Saturday, 20 April 2013

Will the real Reality please stand up...


I sometimes find myself in this recurring debate ... it's not terribly serious, it's the old one about waves and particles but in field theory.

I have long held the position that, in QM, what you can detect is what is (physically) real - everything else is just maths. I've thought this position is a form of empiricism.

In fundamental physics, what you detect is, oversimplifying a tad, particles.

But I keep running into people who will tell me
  "but hang on - just because you don't detect something, does not mean it does not exist."
Which is to say, the Universe exists outside our experience of it. That's, what?, realism? Existentialism?

The idea is that the field of Field Theory is more fundamental than what we detect as it gives rise to the particles. We may not be detecting fields - but we do detect their effects.

I'm thinking that, then, the only way to distinguish a "real" fundamental field from one that just happens to produce the right numbers is Occam's Razor ... and we may not even have that because many of the same people will expound on the physical reality of those "virtual particles" that mediate forces in particle physics while I'd call them "math" because they crop up as a step in a calculation process called "perturbation theory".

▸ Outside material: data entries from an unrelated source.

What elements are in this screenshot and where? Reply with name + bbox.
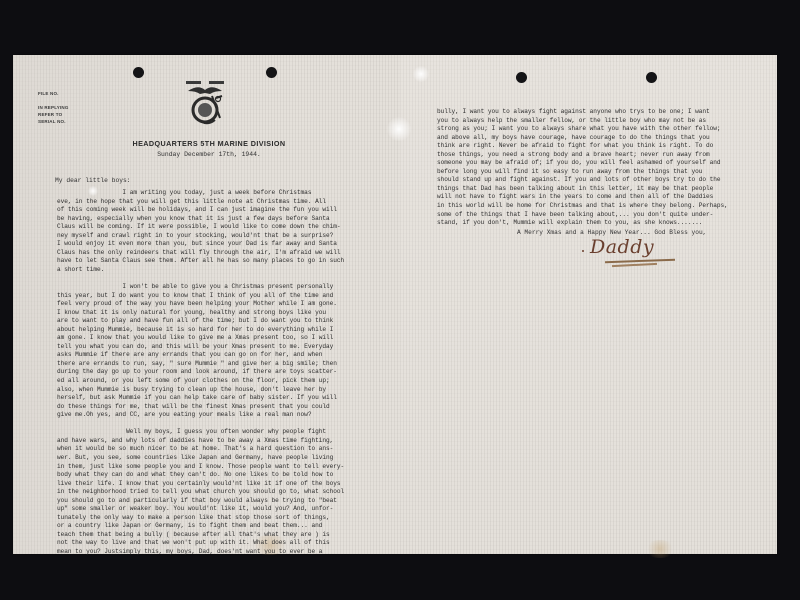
file-reference-block: FILE NO. IN REPLYING REFER TO SERIAL NO. bbox=[38, 90, 69, 125]
letter-line: are to want to play and have fun all of … bbox=[57, 317, 344, 326]
letter-line: asks Mummie if there are any errands tha… bbox=[57, 351, 344, 360]
letter-line: before long you will find it so easy to … bbox=[437, 168, 728, 177]
serial-no-label: SERIAL NO. bbox=[38, 118, 69, 125]
letter-line: have to let Santa Claus see them. After … bbox=[57, 257, 344, 266]
letter-line: ed all around, or you left some of your … bbox=[57, 377, 344, 386]
letter-body-page-2: bully, I want you to always fight agains… bbox=[437, 108, 728, 228]
letter-line: up" some smaller or weaker boy. You woul… bbox=[57, 505, 344, 514]
letter-line: I know that it is only natural for young… bbox=[57, 309, 344, 318]
refer-to-label: REFER TO bbox=[38, 111, 69, 118]
glare-reflection bbox=[413, 66, 429, 82]
letter-line: think are right. Never be afraid to figh… bbox=[437, 142, 728, 151]
letter-line: during the day go up to your room and lo… bbox=[57, 368, 344, 377]
letter-line: things that Dad has been talking about i… bbox=[437, 185, 728, 194]
letter-date: Sunday December 17th, 1944. bbox=[126, 151, 292, 158]
letter-line: herself, but ask Mummie if you can help … bbox=[57, 394, 344, 403]
salutation: My dear little boys: bbox=[55, 177, 131, 184]
letter-line bbox=[57, 274, 344, 283]
letter-line: bully, I want you to always fight agains… bbox=[437, 108, 728, 117]
letter-line: you should go to and particularly if tha… bbox=[57, 497, 344, 506]
letter-line: should stand up and fight against. If yo… bbox=[437, 176, 728, 185]
letter-line: wer. But, you see, some countries like J… bbox=[57, 454, 344, 463]
letter-line: do these things for me, that will be the… bbox=[57, 403, 344, 412]
letter-body-page-1: I am writing you today, just a week befo… bbox=[57, 189, 344, 557]
letter-line: and above all, my boys have courage, hav… bbox=[437, 134, 728, 143]
letter-line: Well my boys, I guess you often wonder w… bbox=[57, 428, 344, 437]
punch-hole bbox=[266, 67, 277, 78]
letterhead-heading: HEADQUARTERS 5TH MARINE DIVISION bbox=[126, 139, 292, 148]
letter-line: strong as you; I want you to always shar… bbox=[437, 125, 728, 134]
letter-line: there are errands to run, say, " sure Mu… bbox=[57, 360, 344, 369]
file-no-label: FILE NO. bbox=[38, 90, 69, 97]
paper-stain bbox=[645, 540, 675, 558]
letter-line: I am writing you today, just a week befo… bbox=[57, 189, 344, 198]
letter-line: I would enjoy it even more than you, but… bbox=[57, 240, 344, 249]
letter-line: some of the things that I have been talk… bbox=[437, 211, 728, 220]
letter-line: you to always help the smaller fellow, o… bbox=[437, 117, 728, 126]
letter-line: feel very proud of the way you have been… bbox=[57, 300, 344, 309]
letter-line: when it would be so much nicer to be at … bbox=[57, 445, 344, 454]
eagle-globe-anchor-icon bbox=[182, 80, 228, 132]
letter-line: of this coming week will be holidays, an… bbox=[57, 206, 344, 215]
closing-line: A Merry Xmas and a Happy New Year... God… bbox=[517, 229, 706, 236]
letter-line: also, when Mummie is busy trying to clea… bbox=[57, 386, 344, 395]
letter-line: a short time. bbox=[57, 266, 344, 275]
punch-hole bbox=[646, 72, 657, 83]
letter-line: about helping Mummie, because it is so h… bbox=[57, 326, 344, 335]
letter-line: tell you what you can do, and this will … bbox=[57, 343, 344, 352]
letter-line: in them, just like some people you and I… bbox=[57, 463, 344, 472]
letter-line: Claus has the only reindeers that will f… bbox=[57, 249, 344, 258]
signature: Daddy bbox=[590, 236, 654, 258]
signature-mark bbox=[582, 250, 584, 252]
letter-line: am gone. I know that you would like to g… bbox=[57, 334, 344, 343]
letter-line: Claus will be coming. If it were possibl… bbox=[57, 223, 344, 232]
letter-line: those things, you need a strong body and… bbox=[437, 151, 728, 160]
letter-line: I won't be able to give you a Christmas … bbox=[57, 283, 344, 292]
letter-line: eve, in the hope that you will get this … bbox=[57, 198, 344, 207]
letter-line: this year, but I do want you to know tha… bbox=[57, 292, 344, 301]
letter-line: be having, especially when you know that… bbox=[57, 215, 344, 224]
letter-line: give me.Oh yes, and CC, are you eating y… bbox=[57, 411, 344, 420]
letter-line: in this world will be home for Christmas… bbox=[437, 202, 728, 211]
letter-line: body what they can do and what they can'… bbox=[57, 471, 344, 480]
in-replying-label: IN REPLYING bbox=[38, 104, 69, 111]
punch-hole bbox=[133, 67, 144, 78]
letter-line: or a country like Japan or Germany, is t… bbox=[57, 522, 344, 531]
letter-line: someone you may be afraid of; if you do,… bbox=[437, 159, 728, 168]
letter-line: in the neighborhood tried to tell you wh… bbox=[57, 488, 344, 497]
letter-line: ney myself and crawl right in to your st… bbox=[57, 232, 344, 241]
letter-line: not the way to live and that we won't pu… bbox=[57, 539, 344, 548]
letter-line: teach them that being a bully ( because … bbox=[57, 531, 344, 540]
letter-line: mean to you? Justsimply this, my boys, D… bbox=[57, 548, 344, 557]
punch-hole bbox=[516, 72, 527, 83]
letter-line: and have wars, and why lots of daddies h… bbox=[57, 437, 344, 446]
glare-reflection bbox=[387, 117, 411, 141]
letter-line bbox=[57, 420, 344, 429]
letter-line: will not have to fight wars in the years… bbox=[437, 193, 728, 202]
letter-line: tunately the only way to make a person l… bbox=[57, 514, 344, 523]
letter-line: stand, if you don't, Mummie will explain… bbox=[437, 219, 728, 228]
letter-line: live their life. I know that you certain… bbox=[57, 480, 344, 489]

I could point out that "more fundamental" is not the same as saying "real". It could be a more fundamental maths.

One of my old professors points out that the concept of "reality" may not mean much in Quantum Mechanics ... that's a lot of help!

In QM, "steps in a calculation" have this way of biting you. For instance, there is a "sum over many paths" formulation for reflection famously demonstrated by Feynman which has the anle of reflection and incedence equal only on average (after all the other possible angles have added and subtracted out).

That's just a calculation - one where there are lots of intermediate steps. Does light really follow unequal angle paths? Well, it's easy to check - just remove the bit of the mirror where the angles would be equal and see. Sure enough, you get a reflection! It's dimmer, but it's there. The light that makes the reflection could not follow the rules you learned in secondary school.

You can take this further - but you get the point. So what is "real" here?

1 comment:

  1. I know it's an old post, but I'm just catching up on reading around. I couldn't resist posting to a good old "what is reality" discussion.
    IMHO reality is that which we can detect, either directly or by proxy. Everything else is theory. But things are never so simple. Detection is direct if our human senses can discern it, or by proxy if it must be shifted or converted into the realm of said senses. We go to great lengths to build devices to convert the undetectable into sound or vision so we can see and measure them. But our senses can be fooling us (and "ya mustn't be fooled"). I guess that's one way that maths can help. Then there's the theory, the mathematical relationships that describe what's been detected, then go on to predict that another piece of the jigsaw must exist e.g the Higgs. So we go looking for it.
    I guess it all comes down to what's useful to us. Venturing down this rabbit hole has produced some amazing technologies like semiconductors in their various forms.
    So we're effectively hacking the universe to reveal it's nature and to make it more useful to us.
    As for the simulation arguments - if this is all a simulation, then what's running it? etc.. as in the movie "The Thirteenth Floor" (1999).
    Occam's Razor would suggest this is not a simulation, in the same way it suggests that the Teleological Argument doesn't stack up.
    An old lady was once asked about the nature of the universe. She said it rests on a turtle's back. When asked what the turtle rests on, she replied "well, it's turtles all the way down"!